Alongside my coach driving duties for Bakers Dolphin, I’ve been able to keep my crash box skills up to date with some of the ex-Crosville heritage fleet.
I had made it known that I’d be happy to do a few voluntary turns, if any came up. Towards the end of the summer term, Uphill Primary School in Weston-super-Mare had requested that a vintage bus attend the School and Village Fair in the school grounds. Crosville had provided a bus for static display for several years running and I was asked to take a bus – any bus – to the Fair. Mrs Busman John was keen to come along as well so we chose to take open top Crosville DFG81 (Bristol FSF6G 891VFM) as the weather seemed once again to be wall-to-wall sunshine.
The Lodekka hadn’t seen any action since the closure of Crosville in April so we went down to the depot early to make sure that she would start. Fortunately there were no problems so we drove the short distance to Uphill. After parking on the school field we left the bus open so that people could have a look around. Many did, most heading for the top deck! We had a look round the stalls and displays but, when we got back to the bus, found that I’d left the power on and some children were taking great delight in dinging the bell. Not only was it annoying for the nearby stall-holders but it might have depleted the batteries so I turned off the isolator when no-one was looking.
At the end of the afternoon we took the scenic route back to the depot – via the seafront of course – which pleased Mrs Busman John, who was naturally riding up top. Sensing the need for a cheeky photo opportunity, I drove into Locking Road Coach Park and briefly parked the Lodekka among the Bakers Dolphin coaches!
One of the stalwarts of Crosville’s heritage fleet returned recently from an external refurbishment and its appearance is now more authentic than it’s been for many years.
The 1962 Bristol FS6G (YDL318) was driven back from Yorkshire by my friend Paul Carpenter just in time to go on display at the Crosville Bus & Steam Rally in September. It took pride of place alongside last year’s new restoration, Bristol K6A HLJ44. During the event I used it to take a group of rally visitors on a guided tour of the Crosville depot.
For many years purists have complained that 573’s appearance was spoiled by having black window rubbers (illustrated here in an earlier photo). Nothing unusual in that for a Lodekka, I hear you say. But FS types from 1962 had cream rubber when new so I’m particularly pleased that the owner has gone to the trouble of reglazing the bus using cream rubber.
The other nagging issue was the front numberplate, which has been in the square format more usually seen on the earlier LD Lodekkas. Now the front cowl has been remodelled to match its original appearance, including the fitting of a specially cast fleet number.
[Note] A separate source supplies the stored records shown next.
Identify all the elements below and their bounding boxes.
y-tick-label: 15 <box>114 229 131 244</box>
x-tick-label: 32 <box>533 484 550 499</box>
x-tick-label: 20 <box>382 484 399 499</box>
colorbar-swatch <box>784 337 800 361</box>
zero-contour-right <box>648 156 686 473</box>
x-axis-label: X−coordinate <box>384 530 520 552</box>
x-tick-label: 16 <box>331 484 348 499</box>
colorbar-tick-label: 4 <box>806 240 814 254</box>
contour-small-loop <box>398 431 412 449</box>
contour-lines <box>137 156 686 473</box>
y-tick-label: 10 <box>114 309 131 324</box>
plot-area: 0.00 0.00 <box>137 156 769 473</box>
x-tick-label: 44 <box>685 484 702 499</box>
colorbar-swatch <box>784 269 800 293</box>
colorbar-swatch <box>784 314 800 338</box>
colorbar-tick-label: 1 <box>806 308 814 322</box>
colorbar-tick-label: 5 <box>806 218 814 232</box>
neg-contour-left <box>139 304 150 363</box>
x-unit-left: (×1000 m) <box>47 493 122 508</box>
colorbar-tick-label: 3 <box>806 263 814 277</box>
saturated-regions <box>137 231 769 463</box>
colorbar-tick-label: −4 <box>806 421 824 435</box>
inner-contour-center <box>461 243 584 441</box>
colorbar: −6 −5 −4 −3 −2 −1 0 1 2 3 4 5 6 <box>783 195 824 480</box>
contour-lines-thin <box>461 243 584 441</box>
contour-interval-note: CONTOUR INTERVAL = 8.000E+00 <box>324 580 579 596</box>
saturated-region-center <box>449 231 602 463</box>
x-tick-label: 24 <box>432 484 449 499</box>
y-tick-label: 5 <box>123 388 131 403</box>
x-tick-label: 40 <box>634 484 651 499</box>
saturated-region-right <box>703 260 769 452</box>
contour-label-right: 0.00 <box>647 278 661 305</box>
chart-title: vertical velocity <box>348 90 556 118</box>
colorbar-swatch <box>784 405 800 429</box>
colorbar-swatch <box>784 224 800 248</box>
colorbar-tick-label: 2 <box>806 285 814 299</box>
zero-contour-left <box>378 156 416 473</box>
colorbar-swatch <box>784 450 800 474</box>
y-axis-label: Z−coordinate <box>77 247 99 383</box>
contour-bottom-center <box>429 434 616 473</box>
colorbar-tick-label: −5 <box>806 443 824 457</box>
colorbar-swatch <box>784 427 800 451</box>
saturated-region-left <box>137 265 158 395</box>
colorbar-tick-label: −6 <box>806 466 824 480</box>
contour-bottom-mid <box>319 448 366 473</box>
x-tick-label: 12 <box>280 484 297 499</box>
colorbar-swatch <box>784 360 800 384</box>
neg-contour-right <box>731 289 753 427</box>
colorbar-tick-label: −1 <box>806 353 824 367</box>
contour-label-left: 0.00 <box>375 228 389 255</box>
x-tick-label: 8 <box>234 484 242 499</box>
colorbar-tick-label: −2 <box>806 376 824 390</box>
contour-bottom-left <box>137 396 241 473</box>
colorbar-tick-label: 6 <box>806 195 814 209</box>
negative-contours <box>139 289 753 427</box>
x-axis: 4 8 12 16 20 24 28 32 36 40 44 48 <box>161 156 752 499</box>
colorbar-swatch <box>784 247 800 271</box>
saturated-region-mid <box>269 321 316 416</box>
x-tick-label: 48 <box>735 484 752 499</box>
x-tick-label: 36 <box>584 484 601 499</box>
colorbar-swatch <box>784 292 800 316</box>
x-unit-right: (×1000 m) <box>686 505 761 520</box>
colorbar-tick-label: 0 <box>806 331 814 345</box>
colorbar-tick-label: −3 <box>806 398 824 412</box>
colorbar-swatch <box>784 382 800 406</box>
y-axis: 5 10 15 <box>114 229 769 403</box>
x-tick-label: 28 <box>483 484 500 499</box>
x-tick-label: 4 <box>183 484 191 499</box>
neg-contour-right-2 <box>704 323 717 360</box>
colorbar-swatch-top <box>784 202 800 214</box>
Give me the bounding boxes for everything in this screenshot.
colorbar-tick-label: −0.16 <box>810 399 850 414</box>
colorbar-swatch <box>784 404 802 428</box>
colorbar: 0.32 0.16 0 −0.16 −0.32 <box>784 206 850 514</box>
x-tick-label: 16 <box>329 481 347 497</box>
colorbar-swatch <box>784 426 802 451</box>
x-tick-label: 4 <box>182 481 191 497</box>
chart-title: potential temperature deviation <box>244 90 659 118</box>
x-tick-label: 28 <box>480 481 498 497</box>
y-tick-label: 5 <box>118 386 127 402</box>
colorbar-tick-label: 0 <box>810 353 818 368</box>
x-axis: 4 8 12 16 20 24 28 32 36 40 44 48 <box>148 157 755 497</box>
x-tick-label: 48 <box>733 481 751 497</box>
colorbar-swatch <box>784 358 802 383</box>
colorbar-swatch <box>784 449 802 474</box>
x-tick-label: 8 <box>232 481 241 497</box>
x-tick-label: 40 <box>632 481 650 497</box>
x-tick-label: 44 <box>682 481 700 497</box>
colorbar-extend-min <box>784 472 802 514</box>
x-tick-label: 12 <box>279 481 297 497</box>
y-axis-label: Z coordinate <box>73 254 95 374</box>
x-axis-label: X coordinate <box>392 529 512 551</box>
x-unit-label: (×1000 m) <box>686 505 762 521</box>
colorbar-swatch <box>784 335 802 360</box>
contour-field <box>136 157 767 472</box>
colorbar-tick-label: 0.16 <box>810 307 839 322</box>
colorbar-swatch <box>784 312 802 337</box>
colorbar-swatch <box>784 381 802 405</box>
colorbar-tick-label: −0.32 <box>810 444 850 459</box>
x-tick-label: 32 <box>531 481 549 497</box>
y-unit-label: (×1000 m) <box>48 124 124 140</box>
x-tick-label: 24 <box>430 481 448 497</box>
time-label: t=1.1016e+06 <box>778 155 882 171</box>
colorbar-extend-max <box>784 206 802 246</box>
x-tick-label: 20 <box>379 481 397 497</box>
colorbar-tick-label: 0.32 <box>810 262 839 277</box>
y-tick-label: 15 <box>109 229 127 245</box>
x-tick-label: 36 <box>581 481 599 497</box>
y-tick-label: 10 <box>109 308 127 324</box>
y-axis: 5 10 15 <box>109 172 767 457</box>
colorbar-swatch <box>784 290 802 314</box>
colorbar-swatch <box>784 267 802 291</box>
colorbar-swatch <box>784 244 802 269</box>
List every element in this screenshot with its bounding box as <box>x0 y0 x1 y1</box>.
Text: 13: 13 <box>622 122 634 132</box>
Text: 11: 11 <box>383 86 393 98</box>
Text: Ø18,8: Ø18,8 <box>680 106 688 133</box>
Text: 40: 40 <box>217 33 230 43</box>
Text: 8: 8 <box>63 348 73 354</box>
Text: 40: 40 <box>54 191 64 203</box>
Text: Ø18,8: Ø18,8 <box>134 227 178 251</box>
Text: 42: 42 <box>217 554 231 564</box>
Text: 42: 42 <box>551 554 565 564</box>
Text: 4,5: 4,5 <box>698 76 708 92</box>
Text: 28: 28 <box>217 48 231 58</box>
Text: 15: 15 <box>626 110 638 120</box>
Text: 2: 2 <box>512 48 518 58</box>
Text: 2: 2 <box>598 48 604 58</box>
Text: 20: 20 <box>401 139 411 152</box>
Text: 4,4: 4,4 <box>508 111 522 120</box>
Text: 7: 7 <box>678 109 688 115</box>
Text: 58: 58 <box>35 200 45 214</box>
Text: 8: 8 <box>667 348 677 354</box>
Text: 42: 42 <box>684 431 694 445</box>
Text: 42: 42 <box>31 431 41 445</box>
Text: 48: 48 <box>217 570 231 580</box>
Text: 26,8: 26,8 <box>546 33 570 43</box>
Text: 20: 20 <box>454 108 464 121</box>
The Gardner 6LW engine has also been completely rebuilt to as-new condition.
The finishing touch has been the application of period advertising on both sides and at the rear. I’m sure you’ll agree that this bus has been transformed by the makeover and I take my hat off to the owner, who has spent thousands of pounds on the refurbishment. Following its debut appearance at the Crosville rally, 573 made the marathon journey – at 30mph! – back to the Isle of Wight to take part in the Isle of Wight Bus Museum’s ‘Beer, Buses & Walks’ event. Quite rightly, the bus drew many admirers and compliments were plentiful.
There are a few more buses in the restoration pipeline; a Bristol LL6B, a Bristol KSW6B and a Routemaster. Exciting times ahead!
Saturday was a good day to be in the heart of Bristol. But only if you were a protestor, a police officer on overtime or gay. But not if you were going to a wedding.
I should have known things weren’t going to be easy when I arrived at the garage to collect my bus for the day. YDL318, a Southern Vectis Bristol FS6G, had been helpfully parked outside ready to go. Except that it wasn’t. As part of my walk-around checks, I dipped the fuel tank and found that it was almost empty. The folks at the garage usually make sure that the bus I’ve been allocated has been fuelled up because I don’t have a fuel card but on this occasion this hadn’t been done. Fortunately I was able to borrow a card and so, after completing my checks, I made my first visit to a petrol station in charge of a bus.
I’m glad I wasn’t paying – it cost £126 to fill the tank!
If you’ve read the previous post you’ll remember that this bus only does 30mph so it took me about an hour to drive up to Bristol. The flip side to that is that, being a low-geared bus, it climbs hills surprisingly well. To reach my pickup point I drove up Jacobs Wells Road which involves quite a long uphill haul. This bus managed to get all the way to the top in 3rd gear! OK, so being empty probably made a difference but the FLF that I sometimes drive probably would have struggled.
The Avon Gorge Hotel clings to the cliffside very close to the city end of the Clifton Suspension Bridge, part of which you can see in the photo above. I turned the bus by reversing into a nearby side street and waited for the guests to emerge into the familiar grey dampness that masquerades as summer 2012.